Toy makers are creating more products for kids with disabilitiesDolls with disabilities, kids with disabilities, children with disabilities, toy makers, toy manufacturers, toy companies, American girl doll, lammy doll, lego figure, Toys R Us doll, doll with hearing aid, doll with wheelchair, disabilities

It’s always comforting to see a smile on the face of kids with disabilities—especially after they get to play with toys specially designed keeping their needs in mind.

The trend started a few years ago, when parents of children with disabilities who found limited options in the toy aisle had turned to the Internet to find products. According to a report by NPR, more and more toy manufacturers are designing toys (especially dolls) with disabilities.

American Girl’s Wide Offerings
For years, American Girl has offered dolls with different accessories to reflect a range of disabilities—leg braces, arm crutches, wheelchairs, and allergy-free lunch sets (there’s even a tiny medical bracelet). A doll without hair is available for children suffering from cancer. American Girl also has a diabetes kit complete with insulin pumps, pens, glucose tablets, and a blood sugar monitor.


Dolls with disabilities, kids with disabilities, children with disabilities, toy makers, toy manufacturers, toy companies, American girl doll, lammy doll, lego figure, Toys R Us doll, doll with hearing aid, doll with wheelchair, disabilitiesThe company developed the diabetes kit with the help of doctors, nurses, and dieticians at
American Family Children’s Hospital in Madison, Wisconsin. “We introduced that at the very beginning of 2016 and it’s been in and out of stock all year,” said Stephanie Spanos, a public relations manager at American Girl.

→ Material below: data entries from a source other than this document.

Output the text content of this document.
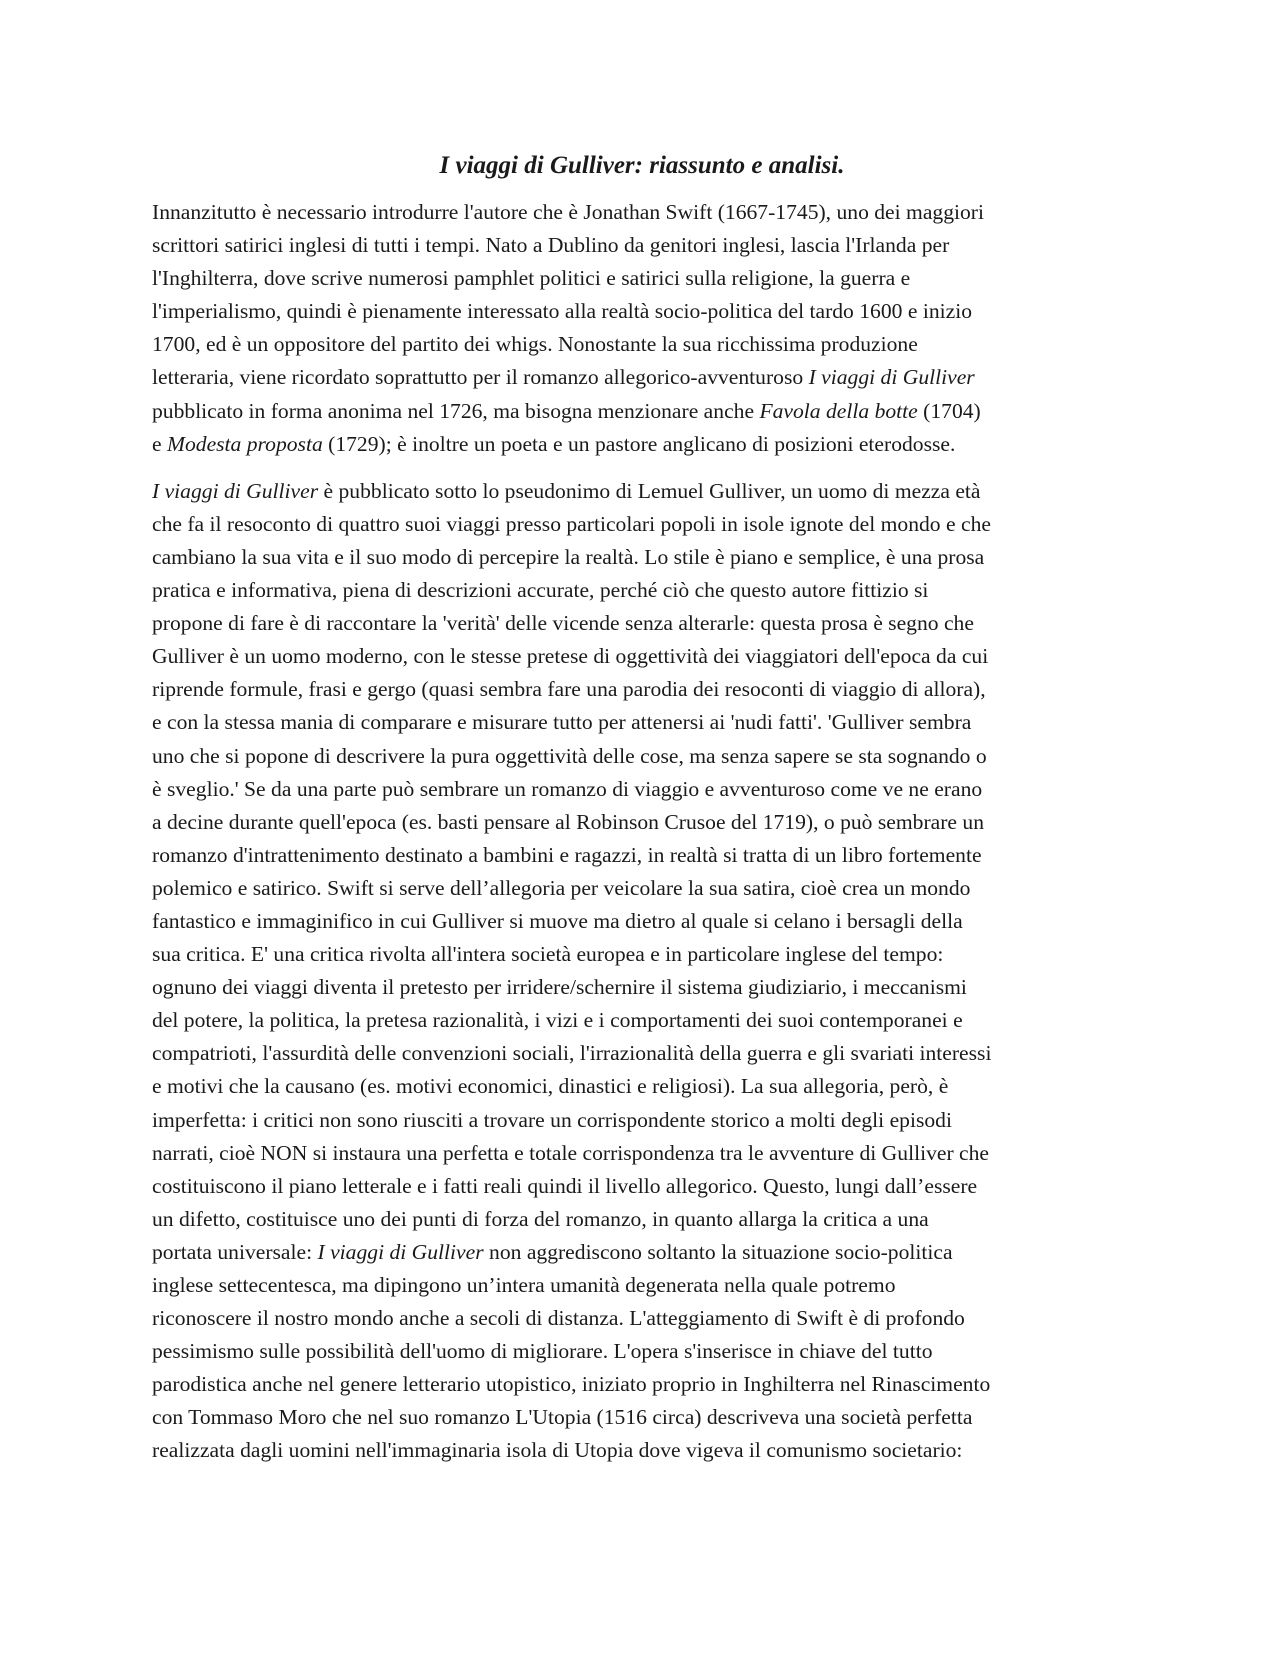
I viaggi di Gulliver: riassunto e analisi.

Innanzitutto è necessario introdurre l'autore che è Jonathan Swift (1667-1745), uno dei maggiori
scrittori satirici inglesi di tutti i tempi. Nato a Dublino da genitori inglesi, lascia l'Irlanda per
l'Inghilterra, dove scrive numerosi pamphlet politici e satirici sulla religione, la guerra e
l'imperialismo, quindi è pienamente interessato alla realtà socio-politica del tardo 1600 e inizio
1700, ed è un oppositore del partito dei whigs. Nonostante la sua ricchissima produzione
letteraria, viene ricordato soprattutto per il romanzo allegorico-avventuroso I viaggi di Gulliver
pubblicato in forma anonima nel 1726, ma bisogna menzionare anche Favola della botte (1704)
e Modesta proposta (1729); è inoltre un poeta e un pastore anglicano di posizioni eterodosse.

I viaggi di Gulliver è pubblicato sotto lo pseudonimo di Lemuel Gulliver, un uomo di mezza età
che fa il resoconto di quattro suoi viaggi presso particolari popoli in isole ignote del mondo e che
cambiano la sua vita e il suo modo di percepire la realtà. Lo stile è piano e semplice, è una prosa
pratica e informativa, piena di descrizioni accurate, perché ciò che questo autore fittizio si
propone di fare è di raccontare la 'verità' delle vicende senza alterarle: questa prosa è segno che
Gulliver è un uomo moderno, con le stesse pretese di oggettività dei viaggiatori dell'epoca da cui
riprende formule, frasi e gergo (quasi sembra fare una parodia dei resoconti di viaggio di allora),
e con la stessa mania di comparare e misurare tutto per attenersi ai 'nudi fatti'. 'Gulliver sembra
uno che si popone di descrivere la pura oggettività delle cose, ma senza sapere se sta sognando o
è sveglio.' Se da una parte può sembrare un romanzo di viaggio e avventuroso come ve ne erano
a decine durante quell'epoca (es. basti pensare al Robinson Crusoe del 1719), o può sembrare un
romanzo d'intrattenimento destinato a bambini e ragazzi, in realtà si tratta di un libro fortemente
polemico e satirico. Swift si serve dell’allegoria per veicolare la sua satira, cioè crea un mondo
fantastico e immaginifico in cui Gulliver si muove ma dietro al quale si celano i bersagli della
sua critica. E' una critica rivolta all'intera società europea e in particolare inglese del tempo:
ognuno dei viaggi diventa il pretesto per irridere/schernire il sistema giudiziario, i meccanismi
del potere, la politica, la pretesa razionalità, i vizi e i comportamenti dei suoi contemporanei e
compatrioti, l'assurdità delle convenzioni sociali, l'irrazionalità della guerra e gli svariati interessi
e motivi che la causano (es. motivi economici, dinastici e religiosi). La sua allegoria, però, è
imperfetta: i critici non sono riusciti a trovare un corrispondente storico a molti degli episodi
narrati, cioè NON si instaura una perfetta e totale corrispondenza tra le avventure di Gulliver che
costituiscono il piano letterale e i fatti reali quindi il livello allegorico. Questo, lungi dall’essere
un difetto, costituisce uno dei punti di forza del romanzo, in quanto allarga la critica a una
portata universale: I viaggi di Gulliver non aggrediscono soltanto la situazione socio-politica
inglese settecentesca, ma dipingono un’intera umanità degenerata nella quale potremo
riconoscere il nostro mondo anche a secoli di distanza. L'atteggiamento di Swift è di profondo
pessimismo sulle possibilità dell'uomo di migliorare. L'opera s'inserisce in chiave del tutto
parodistica anche nel genere letterario utopistico, iniziato proprio in Inghilterra nel Rinascimento
con Tommaso Moro che nel suo romanzo L'Utopia (1516 circa) descriveva una società perfetta
realizzata dagli uomini nell'immaginaria isola di Utopia dove vigeva il comunismo societario:
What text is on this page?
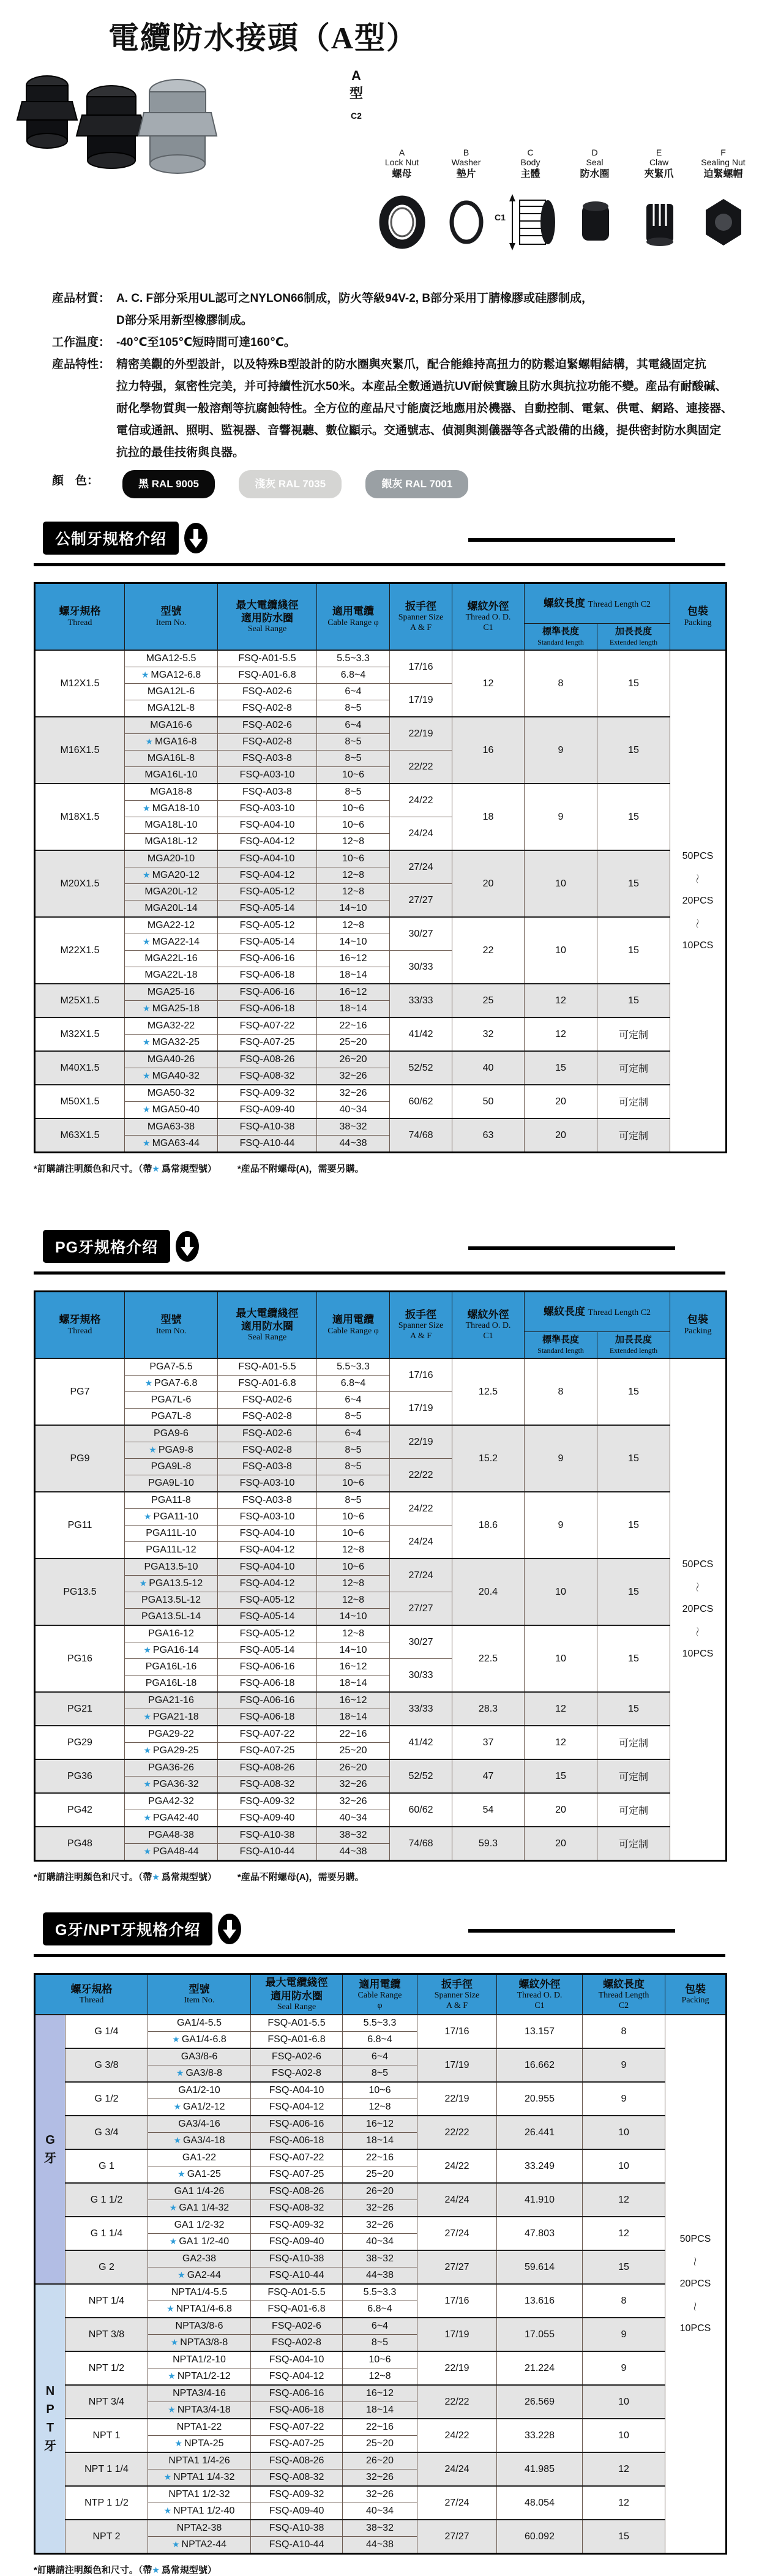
電纜防水接頭（A型）
A
型
C2
A
Lock Nut
螺母
B
Washer
墊片
C
Body
主體
C1
D
Seal
防水圈
E
Claw
夾緊爪
F
Sealing Nut
迫緊螺帽
産品材質： A. C. F部分采用UL認可之NYLON66制成，防火等級94V-2, B部分采用丁腈橡膠或硅膠制成，
D部分采用新型橡膠制成。
工作温度： -40℃至105℃短時間可達160℃。
産品特性： 精密美觀的外型設計，以及特殊B型設計的防水圈與夾緊爪，配合能維持高扭力的防鬆迫緊螺帽結構，其電綫固定抗
拉力特强，氣密性完美，并可持續性沉水50米。本産品全數通過抗UV耐候實驗且防水與抗拉功能不變。産品有耐酸碱、
耐化學物質與一般溶劑等抗腐蝕特性。全方位的産品尺寸能廣泛地應用於機器、自動控制、電氣、供電、網路、連接器、
電信或通訊、照明、監視器、音響視聽、數位顯示。交通號志、偵測與測儀器等各式設備的出綫，提供密封防水與固定
抗拉的最佳技術與良器。
顏　色：	黑 RAL 9005	淺灰 RAL 7035	銀灰 RAL 7001
公制牙规格介绍
螺牙規格
Thread

型號
Item No.

最大電纜綫徑
適用防水圈
Seal Range

適用電纜
Cable Range φ

扳手徑
Spanner Size
A & F

螺紋外徑
Thread O. D.
C1
	螺紋長度 Thread Length C2	
包裝
Packing

標準長度
Standard length

加長長度
Extended length

M12X1.5	MGA12-5.5	FSQ-A01-5.5	5.5~3.3	17/16	12	8	15	50PCS
〜
20PCS
〜
10PCS

	★ MGA12-6.8	FSQ-A01-6.8	6.8~4					
	MGA12L-6	FSQ-A02-6	6~4	17/19				
	MGA12L-8	FSQ-A02-8	8~5					
M16X1.5	MGA16-6	FSQ-A02-6	6~4	22/19	16	9	15	
	★ MGA16-8	FSQ-A02-8	8~5					
	MGA16L-8	FSQ-A03-8	8~5	22/22				
	MGA16L-10	FSQ-A03-10	10~6					
M18X1.5	MGA18-8	FSQ-A03-8	8~5	24/22	18	9	15	
	★ MGA18-10	FSQ-A03-10	10~6					
	MGA18L-10	FSQ-A04-10	10~6	24/24				
	MGA18L-12	FSQ-A04-12	12~8					
M20X1.5	MGA20-10	FSQ-A04-10	10~6	27/24	20	10	15	
	★ MGA20-12	FSQ-A04-12	12~8					
	MGA20L-12	FSQ-A05-12	12~8	27/27				
	MGA20L-14	FSQ-A05-14	14~10					
M22X1.5	MGA22-12	FSQ-A05-12	12~8	30/27	22	10	15	
	★ MGA22-14	FSQ-A05-14	14~10					
	MGA22L-16	FSQ-A06-16	16~12	30/33				
	MGA22L-18	FSQ-A06-18	18~14					
M25X1.5	MGA25-16	FSQ-A06-16	16~12	33/33	25	12	15	
	★ MGA25-18	FSQ-A06-18	18~14					
M32X1.5	MGA32-22	FSQ-A07-22	22~16	41/42	32	12	可定制	
	★ MGA32-25	FSQ-A07-25	25~20					
M40X1.5	MGA40-26	FSQ-A08-26	26~20	52/52	40	15	可定制	
	★ MGA40-32	FSQ-A08-32	32~26					
M50X1.5	MGA50-32	FSQ-A09-32	32~26	60/62	50	20	可定制	
	★ MGA50-40	FSQ-A09-40	40~34					
M63X1.5	MGA63-38	FSQ-A10-38	38~32	74/68	63	20	可定制	
	★ MGA63-44	FSQ-A10-44	44~38					
*訂購請注明顏色和尺寸。（帶★ 爲常規型號） *産品不附螺母(A)，需要另購。
PG牙规格介绍
螺牙規格
Thread

型號
Item No.

最大電纜綫徑
適用防水圈
Seal Range

適用電纜
Cable Range φ

扳手徑
Spanner Size
A & F

螺紋外徑
Thread O. D.
C1
	螺紋長度 Thread Length C2	
包裝
Packing

標準長度
Standard length

加長長度
Extended length

PG7	PGA7-5.5	FSQ-A01-5.5	5.5~3.3	17/16	12.5	8	15	50PCS
〜
20PCS
〜
10PCS

	★ PGA7-6.8	FSQ-A01-6.8	6.8~4					
	PGA7L-6	FSQ-A02-6	6~4	17/19				
	PGA7L-8	FSQ-A02-8	8~5					
PG9	PGA9-6	FSQ-A02-6	6~4	22/19	15.2	9	15	
	★ PGA9-8	FSQ-A02-8	8~5					
	PGA9L-8	FSQ-A03-8	8~5	22/22				
	PGA9L-10	FSQ-A03-10	10~6					
PG11	PGA11-8	FSQ-A03-8	8~5	24/22	18.6	9	15	
	★ PGA11-10	FSQ-A03-10	10~6					
	PGA11L-10	FSQ-A04-10	10~6	24/24				
	PGA11L-12	FSQ-A04-12	12~8					
PG13.5	PGA13.5-10	FSQ-A04-10	10~6	27/24	20.4	10	15	
	★ PGA13.5-12	FSQ-A04-12	12~8					
	PGA13.5L-12	FSQ-A05-12	12~8	27/27				
	PGA13.5L-14	FSQ-A05-14	14~10					
PG16	PGA16-12	FSQ-A05-12	12~8	30/27	22.5	10	15	
	★ PGA16-14	FSQ-A05-14	14~10					
	PGA16L-16	FSQ-A06-16	16~12	30/33				
	PGA16L-18	FSQ-A06-18	18~14					
PG21	PGA21-16	FSQ-A06-16	16~12	33/33	28.3	12	15	
	★ PGA21-18	FSQ-A06-18	18~14					
PG29	PGA29-22	FSQ-A07-22	22~16	41/42	37	12	可定制	
	★ PGA29-25	FSQ-A07-25	25~20					
PG36	PGA36-26	FSQ-A08-26	26~20	52/52	47	15	可定制	
	★ PGA36-32	FSQ-A08-32	32~26					
PG42	PGA42-32	FSQ-A09-32	32~26	60/62	54	20	可定制	
	★ PGA42-40	FSQ-A09-40	40~34					
PG48	PGA48-38	FSQ-A10-38	38~32	74/68	59.3	20	可定制	
	★ PGA48-44	FSQ-A10-44	44~38					
*訂購請注明顏色和尺寸。（帶★ 爲常規型號） *産品不附螺母(A)，需要另購。
G牙/NPT牙规格介绍
螺牙規格
Thread

型號
Item No.

最大電纜綫徑
適用防水圈
Seal Range

適用電纜
Cable Range
φ

扳手徑
Spanner Size
A & F

螺紋外徑
Thread O. D.
C1

螺紋長度
Thread Length
C2

包裝
Packing

G
牙
	G 1/4	GA1/4-5.5	FSQ-A01-5.5	5.5~3.3	17/16	13.157	8	
50PCS
〜
20PCS
〜
10PCS

		★ GA1/4-6.8	FSQ-A01-6.8	6.8~4				
	G 3/8	GA3/8-6	FSQ-A02-6	6~4	17/19	16.662	9	
		★ GA3/8-8	FSQ-A02-8	8~5				
	G 1/2	GA1/2-10	FSQ-A04-10	10~6	22/19	20.955	9	
		★ GA1/2-12	FSQ-A04-12	12~8				
	G 3/4	GA3/4-16	FSQ-A06-16	16~12	22/22	26.441	10	
		★ GA3/4-18	FSQ-A06-18	18~14				
	G 1	GA1-22	FSQ-A07-22	22~16	24/22	33.249	10	
		★ GA1-25	FSQ-A07-25	25~20				
	G 1 1/2	GA1 1/4-26	FSQ-A08-26	26~20	24/24	41.910	12	
		★ GA1 1/4-32	FSQ-A08-32	32~26				
	G 1 1/4	GA1 1/2-32	FSQ-A09-32	32~26	27/24	47.803	12	
		★ GA1 1/2-40	FSQ-A09-40	40~34				
	G 2	GA2-38	FSQ-A10-38	38~32	27/27	59.614	15	
		★ GA2-44	FSQ-A10-44	44~38				

N
P
T
牙	NPT 1/4	NPTA1/4-5.5	FSQ-A01-5.5	5.5~3.3	17/16	13.616	8	
		★ NPTA1/4-6.8	FSQ-A01-6.8	6.8~4				
	NPT 3/8	NPTA3/8-6	FSQ-A02-6	6~4	17/19	17.055	9	
		★ NPTA3/8-8	FSQ-A02-8	8~5				
	NPT 1/2	NPTA1/2-10	FSQ-A04-10	10~6	22/19	21.224	9	
		★ NPTA1/2-12	FSQ-A04-12	12~8				
	NPT 3/4	NPTA3/4-16	FSQ-A06-16	16~12	22/22	26.569	10	
		★ NPTA3/4-18	FSQ-A06-18	18~14				
	NPT 1	NPTA1-22	FSQ-A07-22	22~16	24/22	33.228	10	
		★ NPTA-25	FSQ-A07-25	25~20				
	NPT 1 1/4	NPTA1 1/4-26	FSQ-A08-26	26~20	24/24	41.985	12	
		★ NPTA1 1/4-32	FSQ-A08-32	32~26				
	NTP 1 1/2	NPTA1 1/2-32	FSQ-A09-32	32~26	27/24	48.054	12	
		★ NPTA1 1/2-40	FSQ-A09-40	40~34				
	NPT 2	NPTA2-38	FSQ-A10-38	38~32	27/27	60.092	15	
		★ NPTA2-44	FSQ-A10-44	44~38				
*訂購請注明顏色和尺寸。（帶★ 爲常規型號）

A recent addition to the toys section is a doll equipped with a hearing aid—a feature that 10-year-old Dolls with disabilities, kids with disabilities, children with disabilities, toy makers, toy manufacturers, toy companies, American girl doll, lammy doll, lego figure, Toys R Us doll, doll with hearing aid, doll with wheelchair, disabilitiesDominika Tamley loved. “She’s like a mini-me,” Tamley explained, “because she has a hearing aid and I have a hearing aid.”

Lego and Toys R Us
Earlier this year, Lego sold—for the first time—a figure of a little boy in a wheelchair. Toys R Us, however, has been selling its exclusive Journey Girls line of dolls, with accessories including wheelchairs and crutches since 2013.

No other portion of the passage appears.